Crude oil futures plummeted to over 18-year lows on Wednesday as mounting worries about excess supply and concerns over imminent drop in energy demand took a toll on the commodity.
West Texas Intermediate Crude oil futures for May ended down $0.24, or 1.2%, at $19.87 a barrel, the lowest close since February 2002.
Brent crude futures lost nearly $2.00, or about 6.5%, to settle at $27.69 a barrel.
The International Energy Agency (IEA) has forecast a 29 million barrel per day (bpd) dive in April oil demand to a level last seen in 1995 and said no output cut could fully offset the near-term falls facing the market.
“There is no feasible agreement that could cut supply by enough to offset such near-term demand losses,” the IEA said in its closely-watched monthly report.

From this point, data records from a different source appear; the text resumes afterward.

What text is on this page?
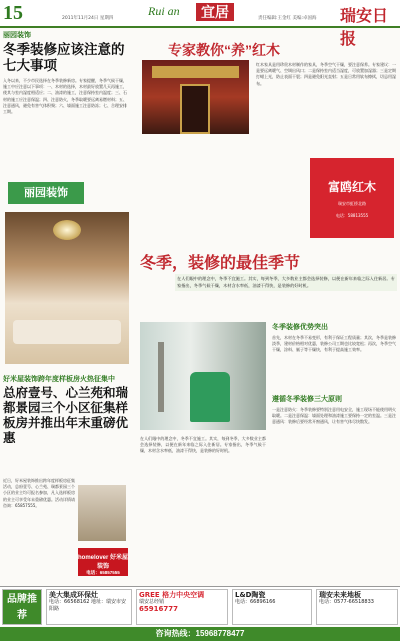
15	2011年11月24日 星期四
Rui an	宜居	责任编辑:王金红 美编:卓国海 瑞安日报
丽园装饰
冬季装修应该注意的七大事项

入冬以来，不少市民选择在冬季装修新房。专家提醒，冬季气候干燥，施工中应注意以下事项：一、木材的选择，木材最好放置几天再施工，使其与室内湿度相适应；二、油漆的施工，注意保持室内温度；三、石材的施工应注意保温；四、注意防火，冬季取暖要远离易燃材料；五、注意通风，避免有害气体积聚；六、墙面施工注意防冻；七、合理安排工期。

丽园装饰
专家教你“养”红木

红木家具是用珍贵木材制作的家具，冬季空气干燥，要注意保养。专家建议：一是要远离暖气、空调出风口；二是保持室内适当湿度，可放置加湿器；三是定期打蜡上光，防止表面干裂；四是避免阳光直射；五是日常用软布擦拭，切忌用湿布。

富鸥红木
瑞安市虹桥北路
电话：58813555
冬季，装修的最佳季节

在人们眼中的理念中，冬季不宜施工。其实，每到冬季，大多数业主都会选择装修，以便在新年来临之际入住新居。专家指出，冬季气候干燥，木材含水率低，油漆干得快，是装修的好时机。

冬季装修优势突出

首先，木材在冬季不易变形，有利于保证工程质量；其次，冬季是装修淡季，建材价格相对优惠，装修公司工期也比较宽松；再次，冬季空气干燥，涂料、腻子等干燥快，有利于提高施工效率。

遵循冬季装修三大原则

一是注意防火：冬季装修要特别注意用电安全，施工现场不能使用明火取暖。二是注意保温：墙面处理和油漆施工要保持一定的室温。三是注意通风：装修后要经常开窗通风，让有害气体尽快散发。

在人们眼中的理念中，冬季不宜施工。其实，每到冬季，大多数业主都会选择装修，以便在新年来临之际入住新居。专家指出，冬季气候干燥，木材含水率低，油漆干得快，是装修的好时机。

好米屋装饰跨年度样板房火热征集中
总府壹号、心兰苑和瑞都景园三个小区征集样板房并推出年末重磅优惠

近日，好米屋装饰推出跨年度样板房征集活动，总府壹号、心兰苑、瑞都景园三个小区的业主均可报名参加，凡入选样板房的业主可享受年末重磅优惠。活动详情请咨询：65857555。

homelover 好米屋装饰
电话：65857555
品牌推荐
美大集成环保灶
电话：66568162 地址：瑞安市安阳路
GREE 格力中央空调
瑞安总经销
65916777
L&D陶瓷
电话：66896166
瑞安未来地板
电话：0577-66518833
咨询热线：15968778477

There is an unprecedented demand shock in energy markets as governments around the world impose draconian measures on the lives of billions of people.
Data released by the Energy Information Administration (EIA) this morning showed crude oil inventories in the U.S. increased by 19.2 million barrels in the week ended April 10, much larger by an expected increase of about 12 million barrels.
Meanwhile, industry group the American Petroleum Institute (API) said on Tuesday that U.S. crude inventories rose by 13.143 million barrels during the period ended on April 10, versus the previous addition of 11.938 million barrels. Official government inventory figures are due later in the day.